Итак, Моська служил в первой роте.
Всякий раз, когда Моська выходил на плац, прикладывал по команде ружье к плечу, целился в мишень и, ожидая команды «пли», судорожно прижимал палец к спуску, на него нападал непобедимый страх. Моська — самый плохой солдат и стрелок роты — служил вот уже больше года, но ни свирепая дисциплина ***ского батальона, ни бесчисленные побои, наносимые ему всеми из начальства, ни «отеческие» увещевания — ничто не могло сделать из него солдата «как все»…
И когда наконец раздавалась команда «пли!», он весь обмирал и, зажмурив глаза, посылал пулю в пространство, где она начинала благополучно визжать, как будто совершенно не замечая мишеней, в которые Моська целился так долго, упорно и безнадежно…
Когда махальныйnote 1 после пятого, и последнего, выстрела снова прикладывал к Моськиной мишени белый четырехугольник, а затем комически взмахивал им кверху, давая понять, что пулю можно искать где угодно, только не в мишени, Моська чувствовал, что к нему сзади подбегает фельдфебель и с размаху бьет его в шею — раз и два!

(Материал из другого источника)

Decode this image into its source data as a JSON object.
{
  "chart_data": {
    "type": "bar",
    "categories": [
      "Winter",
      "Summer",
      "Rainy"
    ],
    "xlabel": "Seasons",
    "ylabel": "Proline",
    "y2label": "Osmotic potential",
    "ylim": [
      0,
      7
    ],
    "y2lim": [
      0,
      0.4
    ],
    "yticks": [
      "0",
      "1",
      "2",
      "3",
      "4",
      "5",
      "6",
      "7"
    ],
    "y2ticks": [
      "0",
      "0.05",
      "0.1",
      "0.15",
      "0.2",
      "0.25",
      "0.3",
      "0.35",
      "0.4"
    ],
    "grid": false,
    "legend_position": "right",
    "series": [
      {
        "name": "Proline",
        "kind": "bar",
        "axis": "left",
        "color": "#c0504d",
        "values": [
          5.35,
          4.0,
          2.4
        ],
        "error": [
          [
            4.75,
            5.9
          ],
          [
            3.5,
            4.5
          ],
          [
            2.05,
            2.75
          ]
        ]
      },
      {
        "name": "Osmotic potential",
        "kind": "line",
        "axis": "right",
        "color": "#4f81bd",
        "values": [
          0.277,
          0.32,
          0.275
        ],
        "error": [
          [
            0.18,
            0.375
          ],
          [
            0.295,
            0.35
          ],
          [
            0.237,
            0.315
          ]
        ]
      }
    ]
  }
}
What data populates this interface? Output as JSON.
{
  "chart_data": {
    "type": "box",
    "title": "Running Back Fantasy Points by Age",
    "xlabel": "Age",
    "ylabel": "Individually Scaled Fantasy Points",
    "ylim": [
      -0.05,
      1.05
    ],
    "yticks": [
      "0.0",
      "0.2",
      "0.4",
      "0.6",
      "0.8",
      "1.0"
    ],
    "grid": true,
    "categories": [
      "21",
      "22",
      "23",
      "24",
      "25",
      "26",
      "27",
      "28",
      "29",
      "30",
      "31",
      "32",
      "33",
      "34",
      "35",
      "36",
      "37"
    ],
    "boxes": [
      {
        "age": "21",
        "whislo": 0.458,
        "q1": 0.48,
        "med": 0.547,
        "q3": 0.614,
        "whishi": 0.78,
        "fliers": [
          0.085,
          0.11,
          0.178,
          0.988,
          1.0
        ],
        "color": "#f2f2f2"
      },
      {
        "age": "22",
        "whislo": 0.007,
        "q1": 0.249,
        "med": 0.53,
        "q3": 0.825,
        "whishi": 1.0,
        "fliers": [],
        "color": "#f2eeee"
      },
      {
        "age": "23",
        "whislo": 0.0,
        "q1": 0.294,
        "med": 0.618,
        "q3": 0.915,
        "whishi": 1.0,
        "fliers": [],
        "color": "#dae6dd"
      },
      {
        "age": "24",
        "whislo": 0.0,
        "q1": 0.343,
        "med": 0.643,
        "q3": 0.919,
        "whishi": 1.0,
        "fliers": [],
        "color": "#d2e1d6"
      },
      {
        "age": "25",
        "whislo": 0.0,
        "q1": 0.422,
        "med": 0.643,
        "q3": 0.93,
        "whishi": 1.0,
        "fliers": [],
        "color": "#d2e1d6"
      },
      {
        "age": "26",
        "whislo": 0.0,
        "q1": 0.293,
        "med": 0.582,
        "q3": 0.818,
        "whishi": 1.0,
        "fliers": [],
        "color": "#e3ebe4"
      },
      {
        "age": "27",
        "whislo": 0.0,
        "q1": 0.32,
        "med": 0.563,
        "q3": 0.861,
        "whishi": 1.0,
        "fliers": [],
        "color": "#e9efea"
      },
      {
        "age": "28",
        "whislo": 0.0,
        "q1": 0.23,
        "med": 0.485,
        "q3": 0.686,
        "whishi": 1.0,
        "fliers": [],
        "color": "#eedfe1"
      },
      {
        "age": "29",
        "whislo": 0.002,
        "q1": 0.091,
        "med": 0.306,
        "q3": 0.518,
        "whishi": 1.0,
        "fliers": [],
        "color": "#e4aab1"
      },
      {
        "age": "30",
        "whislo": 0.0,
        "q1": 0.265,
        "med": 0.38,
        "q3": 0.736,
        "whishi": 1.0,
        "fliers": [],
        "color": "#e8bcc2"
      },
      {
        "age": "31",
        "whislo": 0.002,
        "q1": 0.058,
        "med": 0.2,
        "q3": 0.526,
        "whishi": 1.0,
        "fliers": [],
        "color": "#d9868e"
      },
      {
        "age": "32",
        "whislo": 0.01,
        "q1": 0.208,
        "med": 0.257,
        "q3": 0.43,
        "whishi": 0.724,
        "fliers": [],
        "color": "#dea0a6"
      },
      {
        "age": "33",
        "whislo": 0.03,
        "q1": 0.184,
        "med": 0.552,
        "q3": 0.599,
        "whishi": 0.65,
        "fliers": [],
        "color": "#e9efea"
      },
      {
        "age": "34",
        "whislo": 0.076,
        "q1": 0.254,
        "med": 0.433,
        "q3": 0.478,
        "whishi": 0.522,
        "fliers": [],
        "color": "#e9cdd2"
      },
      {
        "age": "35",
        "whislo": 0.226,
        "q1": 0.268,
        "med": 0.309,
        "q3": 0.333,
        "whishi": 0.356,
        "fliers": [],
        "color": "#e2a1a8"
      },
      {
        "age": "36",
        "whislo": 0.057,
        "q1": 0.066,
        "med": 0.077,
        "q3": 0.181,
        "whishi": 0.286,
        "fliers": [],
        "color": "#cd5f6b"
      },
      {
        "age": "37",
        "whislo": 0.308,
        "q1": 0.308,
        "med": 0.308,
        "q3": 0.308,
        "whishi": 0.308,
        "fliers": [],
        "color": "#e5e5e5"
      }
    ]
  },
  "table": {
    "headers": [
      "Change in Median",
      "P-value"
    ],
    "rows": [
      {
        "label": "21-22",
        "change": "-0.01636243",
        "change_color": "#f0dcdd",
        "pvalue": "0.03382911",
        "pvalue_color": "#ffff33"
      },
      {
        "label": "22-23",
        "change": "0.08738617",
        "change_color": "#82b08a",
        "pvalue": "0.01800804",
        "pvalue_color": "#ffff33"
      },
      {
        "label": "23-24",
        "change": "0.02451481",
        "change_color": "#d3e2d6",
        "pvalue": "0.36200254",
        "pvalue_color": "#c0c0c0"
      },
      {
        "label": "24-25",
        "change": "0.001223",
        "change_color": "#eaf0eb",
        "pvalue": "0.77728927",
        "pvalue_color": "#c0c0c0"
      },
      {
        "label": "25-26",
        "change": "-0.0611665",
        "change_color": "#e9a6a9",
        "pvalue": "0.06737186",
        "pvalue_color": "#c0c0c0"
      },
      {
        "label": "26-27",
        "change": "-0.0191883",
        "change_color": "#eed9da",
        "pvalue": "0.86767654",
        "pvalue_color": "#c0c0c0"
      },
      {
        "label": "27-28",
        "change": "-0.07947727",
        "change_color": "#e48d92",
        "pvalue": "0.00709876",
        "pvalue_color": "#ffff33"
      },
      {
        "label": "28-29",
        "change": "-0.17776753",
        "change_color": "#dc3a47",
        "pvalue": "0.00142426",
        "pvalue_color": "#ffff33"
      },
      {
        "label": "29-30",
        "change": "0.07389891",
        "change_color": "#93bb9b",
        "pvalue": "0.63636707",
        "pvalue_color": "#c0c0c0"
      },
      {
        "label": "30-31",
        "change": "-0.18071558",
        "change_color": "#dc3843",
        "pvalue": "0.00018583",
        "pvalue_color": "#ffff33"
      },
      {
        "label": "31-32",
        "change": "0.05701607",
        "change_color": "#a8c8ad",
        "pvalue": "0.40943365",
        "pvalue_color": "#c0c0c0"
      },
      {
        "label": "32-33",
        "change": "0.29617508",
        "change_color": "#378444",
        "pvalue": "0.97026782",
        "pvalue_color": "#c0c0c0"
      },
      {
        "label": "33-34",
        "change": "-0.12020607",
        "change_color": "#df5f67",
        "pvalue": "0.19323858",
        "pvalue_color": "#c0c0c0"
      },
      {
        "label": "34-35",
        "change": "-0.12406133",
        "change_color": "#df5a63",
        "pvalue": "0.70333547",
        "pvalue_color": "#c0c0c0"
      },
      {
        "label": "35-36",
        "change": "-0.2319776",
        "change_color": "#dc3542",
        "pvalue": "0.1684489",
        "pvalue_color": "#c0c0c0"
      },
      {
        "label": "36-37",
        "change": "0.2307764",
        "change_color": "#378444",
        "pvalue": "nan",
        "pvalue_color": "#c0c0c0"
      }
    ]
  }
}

От таких ударов шапка у Моськи падала на землю, а сам он, вытянувшись и замерев в жалкой принужденной позе, смотрел вперед широко раскрытыми глазами и ничего не видел от слез, застлавших все поле и эти ненавистные глупые мишени, которые как будто смеялись над ним.
Несмотря на свое ничтожество в специальном «боевом» значении, Моська играл громадную роль в жизни первой роты.

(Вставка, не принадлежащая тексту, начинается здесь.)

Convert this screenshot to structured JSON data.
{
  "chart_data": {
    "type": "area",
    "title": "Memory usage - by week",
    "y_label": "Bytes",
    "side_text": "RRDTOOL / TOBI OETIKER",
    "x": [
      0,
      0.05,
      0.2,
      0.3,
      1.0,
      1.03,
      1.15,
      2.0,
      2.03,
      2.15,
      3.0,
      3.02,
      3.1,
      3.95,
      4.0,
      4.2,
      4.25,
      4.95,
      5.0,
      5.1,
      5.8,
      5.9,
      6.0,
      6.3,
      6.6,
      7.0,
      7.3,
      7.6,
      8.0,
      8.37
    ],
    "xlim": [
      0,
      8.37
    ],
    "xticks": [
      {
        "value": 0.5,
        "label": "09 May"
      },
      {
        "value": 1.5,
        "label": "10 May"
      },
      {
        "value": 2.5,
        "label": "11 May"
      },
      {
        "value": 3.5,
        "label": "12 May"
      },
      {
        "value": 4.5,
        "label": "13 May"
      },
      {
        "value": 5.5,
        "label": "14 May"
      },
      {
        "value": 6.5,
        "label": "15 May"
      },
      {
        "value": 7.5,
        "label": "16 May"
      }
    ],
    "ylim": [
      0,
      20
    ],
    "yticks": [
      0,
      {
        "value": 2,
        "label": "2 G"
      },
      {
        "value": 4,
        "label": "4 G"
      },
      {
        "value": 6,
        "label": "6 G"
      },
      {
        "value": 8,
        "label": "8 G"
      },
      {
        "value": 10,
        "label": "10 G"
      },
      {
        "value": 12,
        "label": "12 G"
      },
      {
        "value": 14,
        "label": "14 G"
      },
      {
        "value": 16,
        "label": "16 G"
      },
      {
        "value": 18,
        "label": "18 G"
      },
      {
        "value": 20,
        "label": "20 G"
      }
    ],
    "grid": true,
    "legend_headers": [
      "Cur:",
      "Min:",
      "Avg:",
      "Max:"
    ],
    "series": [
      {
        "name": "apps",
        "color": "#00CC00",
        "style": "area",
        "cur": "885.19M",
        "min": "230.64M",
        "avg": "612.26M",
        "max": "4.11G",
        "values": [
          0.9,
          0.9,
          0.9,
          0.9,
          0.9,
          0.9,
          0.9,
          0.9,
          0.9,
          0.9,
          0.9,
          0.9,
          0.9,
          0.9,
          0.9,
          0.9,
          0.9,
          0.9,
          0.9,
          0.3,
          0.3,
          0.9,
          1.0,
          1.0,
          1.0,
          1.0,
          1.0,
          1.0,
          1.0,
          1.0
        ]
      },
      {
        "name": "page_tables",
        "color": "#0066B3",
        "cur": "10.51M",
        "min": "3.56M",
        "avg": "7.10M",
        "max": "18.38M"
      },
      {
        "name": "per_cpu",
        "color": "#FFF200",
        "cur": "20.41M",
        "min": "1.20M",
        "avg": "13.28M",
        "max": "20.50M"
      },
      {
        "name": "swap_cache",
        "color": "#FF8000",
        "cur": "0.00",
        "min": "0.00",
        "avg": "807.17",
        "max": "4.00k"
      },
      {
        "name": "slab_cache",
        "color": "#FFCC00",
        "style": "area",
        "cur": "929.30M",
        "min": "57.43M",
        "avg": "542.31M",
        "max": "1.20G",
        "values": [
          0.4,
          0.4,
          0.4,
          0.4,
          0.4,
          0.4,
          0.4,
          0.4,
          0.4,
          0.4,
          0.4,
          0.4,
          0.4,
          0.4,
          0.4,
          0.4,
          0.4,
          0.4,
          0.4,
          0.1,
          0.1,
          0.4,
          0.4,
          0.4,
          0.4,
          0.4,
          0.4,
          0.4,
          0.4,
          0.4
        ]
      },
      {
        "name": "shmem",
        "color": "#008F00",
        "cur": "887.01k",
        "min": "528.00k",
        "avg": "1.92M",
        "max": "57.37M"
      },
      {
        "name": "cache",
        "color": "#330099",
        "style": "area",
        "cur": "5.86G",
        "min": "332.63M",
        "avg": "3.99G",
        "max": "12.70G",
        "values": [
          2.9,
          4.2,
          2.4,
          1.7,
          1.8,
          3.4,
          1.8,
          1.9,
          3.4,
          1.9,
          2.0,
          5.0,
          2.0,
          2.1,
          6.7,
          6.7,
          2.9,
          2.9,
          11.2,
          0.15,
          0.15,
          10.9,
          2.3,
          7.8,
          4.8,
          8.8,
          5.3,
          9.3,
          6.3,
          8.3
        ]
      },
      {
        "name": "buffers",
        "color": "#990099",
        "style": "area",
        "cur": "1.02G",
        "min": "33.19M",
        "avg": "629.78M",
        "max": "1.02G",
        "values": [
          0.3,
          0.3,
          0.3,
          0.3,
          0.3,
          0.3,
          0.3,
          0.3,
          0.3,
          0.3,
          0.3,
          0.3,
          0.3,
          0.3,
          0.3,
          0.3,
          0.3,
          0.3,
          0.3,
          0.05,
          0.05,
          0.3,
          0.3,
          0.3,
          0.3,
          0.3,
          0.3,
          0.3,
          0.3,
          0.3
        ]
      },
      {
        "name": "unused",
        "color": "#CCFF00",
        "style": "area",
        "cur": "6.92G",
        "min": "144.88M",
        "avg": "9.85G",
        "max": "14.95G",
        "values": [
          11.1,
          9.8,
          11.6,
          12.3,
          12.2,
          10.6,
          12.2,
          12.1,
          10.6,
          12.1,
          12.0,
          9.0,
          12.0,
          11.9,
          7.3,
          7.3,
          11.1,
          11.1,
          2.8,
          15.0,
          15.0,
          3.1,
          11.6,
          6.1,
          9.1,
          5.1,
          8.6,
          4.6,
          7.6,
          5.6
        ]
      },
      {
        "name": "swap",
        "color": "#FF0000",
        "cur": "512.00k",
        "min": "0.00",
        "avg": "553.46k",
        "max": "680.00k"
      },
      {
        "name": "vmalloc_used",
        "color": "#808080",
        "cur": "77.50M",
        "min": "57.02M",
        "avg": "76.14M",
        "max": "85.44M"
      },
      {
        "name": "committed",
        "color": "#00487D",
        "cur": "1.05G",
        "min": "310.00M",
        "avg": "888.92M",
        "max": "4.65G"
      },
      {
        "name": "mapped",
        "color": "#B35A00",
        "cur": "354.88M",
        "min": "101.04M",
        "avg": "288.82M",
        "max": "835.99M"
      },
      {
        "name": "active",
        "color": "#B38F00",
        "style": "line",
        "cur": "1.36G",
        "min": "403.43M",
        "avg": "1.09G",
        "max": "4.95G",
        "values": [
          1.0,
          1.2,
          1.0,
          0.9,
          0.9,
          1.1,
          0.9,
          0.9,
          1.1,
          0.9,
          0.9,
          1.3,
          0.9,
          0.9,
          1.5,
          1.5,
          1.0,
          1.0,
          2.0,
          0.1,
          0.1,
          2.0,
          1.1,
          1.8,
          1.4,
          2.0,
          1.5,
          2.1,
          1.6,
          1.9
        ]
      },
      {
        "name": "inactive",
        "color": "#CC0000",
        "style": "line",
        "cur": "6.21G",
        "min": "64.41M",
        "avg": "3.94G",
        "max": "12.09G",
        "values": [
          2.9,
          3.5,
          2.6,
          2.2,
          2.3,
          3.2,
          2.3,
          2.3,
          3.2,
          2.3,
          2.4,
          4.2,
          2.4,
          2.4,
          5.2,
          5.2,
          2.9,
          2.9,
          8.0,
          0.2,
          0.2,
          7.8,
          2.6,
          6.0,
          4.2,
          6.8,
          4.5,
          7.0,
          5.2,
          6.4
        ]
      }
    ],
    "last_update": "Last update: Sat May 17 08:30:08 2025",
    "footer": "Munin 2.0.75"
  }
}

— Это господь наказывает за грехи наши, — говорил какой-нибудь офицер, проходя мимо Моськи и с ненавистью глядя на его неуклюжую, обдерганную фигуру.
«Не было печали, так черти накачали», — думали его фельдфебель, взводный и подвзводный.
— Не было бы Моськи — хоть топись, — говорили солдаты.
И действительно, не будь Мосея, или Моськи, как звали его все, роте жилось бы еще хуже. В военной среде существует неизвестно на чем основанное убеждение, что первая по счету в батальоне рота должна быть также первой в смысле служебного превосходства. Если бы так было всегда на самом деле, то можно думать, что вторая, третья, четвертая, пятая шестая роты постоянно уступают все больше и больше друг другу в служебном рвении и что шестая, например, должна явиться чуть ли не сборищем самых плохих и ленивых солдат. На деле бывает, однако, часто наоборот. Хотя в первую роту и назначают по возможности более рослых солдат, но рослость еще не служит как известно, признаком особой способности к воинской «науке». Если же прибавить к этому, что офицерство заведующее первой ротой, точно такое же, как и в остальных, ни хуже, ни лучше, то будет понятно, почему сплошь и рядом на смотрах какая-нибудь пятая или шестая рота, которой раньше как-то и незаметно было на казарменном дворе, вдруг получает разные «спасибо» и прочее, а первая рота при гробовом молчании генерала отправляется восвояси домой.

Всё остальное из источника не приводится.